Pause… Amor barricade amor raconte ces quelques heures d’attente, quand chaque camp s’observe de part et d’autre de la barricade. Il y a donc Julien, C.R.S. de son état et qui rêve entre autre d’aller promener son chien sur la plage. Et puis, il y a « Elle », une manifestante dont on ne sait presque rien, si ce n’est le cri qu’elle retient.

Amor barricade amor est tout à la fois un texte poétique et un livre graphique : les monologues intérieurs de Julien, saccadés, et souvent naïfs dans l’expression, sont entrecoupés de calligraphies, de mise en page géométrique, de jeux typographiques, symbolisant la séparation matérielle de la barricade. Edith Azam joue ici avec la richesse qu’offre le noir et blanc. Les deux modes d’expression se font parfaitement écho et on est immédiatement pris par les flots des mots et des images. Lire amor barricade amor est une étrange expérience. De prime abord dubitative en feuilletant le recueil, j’ai totalement oublié mes réticences dès le début de ma lecture. Avec un vocabulaire a priori très simple, Édith Azam réussit à créer une mélodie toute particulière : elle joue avec les assonances, les allitérations, les répétitions, les néologismes pour donner à son texte une ampleur et une force surprenante. Les intermèdes graphiques, loin de casser le rythme de la mélodie, forment des respirations, des invitations au voyage ; on se surprend à « lire » l’image comme on lit les mots.

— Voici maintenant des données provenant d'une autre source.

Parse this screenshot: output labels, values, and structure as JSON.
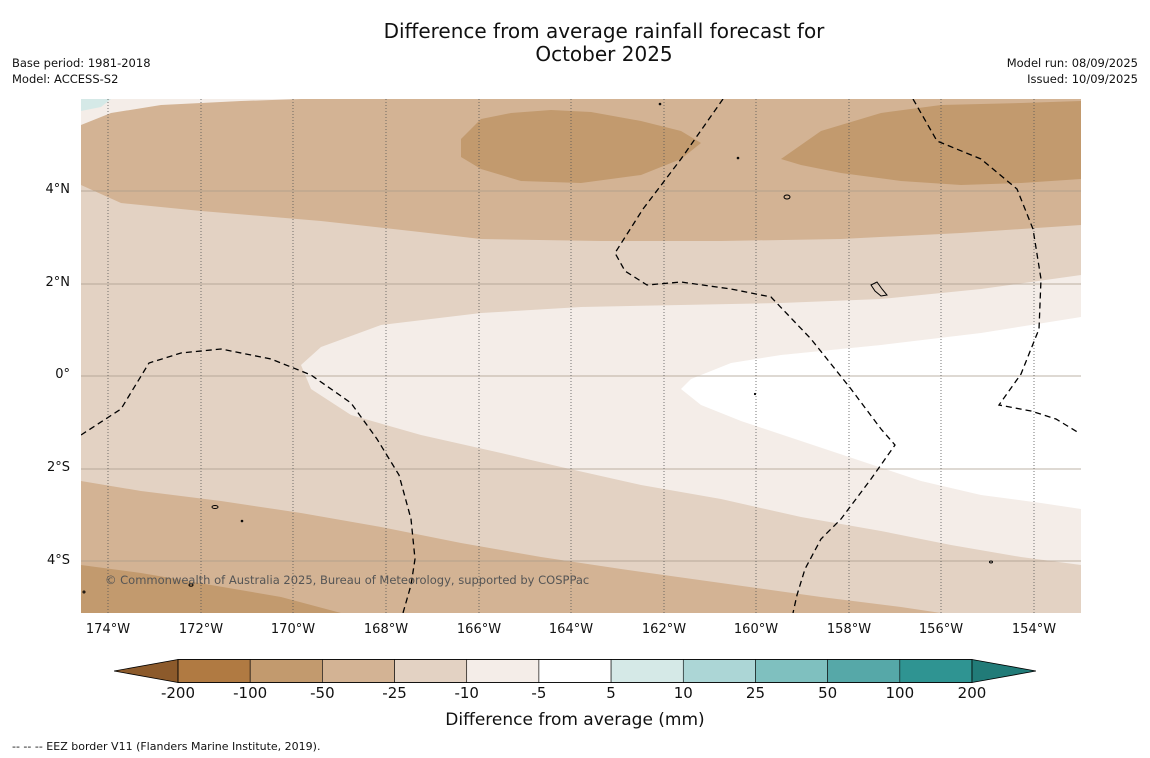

C’est le premier recueil d’Édtih Azam que j’ai l’occasion de lire, et j’étais fascinée par la musicalité de son texte. Mais depuis, j’ai eu l’occasion d’assister à une de ses lectures, et ce fut une véritable révélation. Le terme de poésie sonore prend ici tout son sens. Il faut voir ce petit bout de bonne femme, un peu timide, avec son cahier d’écolier, quelques instants avant que la lecture ne commence. On craint de ne pas l’entendre, on se dit que sa voix ne portera pas jusqu’à nous. Et puis, tout à coup, Édith Azam se met à lire et sa voix emplit toute la salle. Quand Edith lit, tout son corps est engagé dans le processus : ses mains dansent, son pied bat le rythme, sa voix vibre et s’envole. Ce jour là, tout l’auditoire était suspendu à ses lèvres, il n’y avait pas un murmure, à croire que tout le monde avait arrêté de respirer. Édith Azam parle de nos fragilités, de celles que l’on cache aux autres, de nos folies et obsessions. Ses textes dévoilent une violence sourde, parfois sonore, mais traduisent en même temps la part d’enfance et de naïveté contenue en chacun de nous. Un étrange alliage qui prend aux tripes et à l’âme. Difficile de rester indifférent devant cette femme qui se livre à vous avec autant de sincérité et d’émotion. Ce jour-là, nous sommes tous ressortis profondément émus et bouleversés de cette expérience hors norme. J’ai ensuite relu amor barricade amor et je l’ai découvert encore différemment, la voix d’Édith Azam m’accompagnant tout au long du recueil.

Laurence

Extrait :

La foule s'enroule, se déroule, s'entraîne, se traîne, se gauchit, se dégauchit, se heurte, se frôle, se caresse, se moite, se transpire, se pue, se sent bon, se mauvaise haleine, se balance, se chatouille, se parle, se fait une pause, se pense, se pense pas, se gratte le sexe, se le dégratte, se livre à elle-même, ne se livre pas, se met en chemise, se remet la veste, se chante, se déchante, se dit rien, se chuchote, se parle, se déplace, se place, se sourit, se refrôle, se reparle, se remoite, se repue, se recure le nez, se rerigole, se repense... Les pigeons font à peu près la même chose, mais dans un autre espace.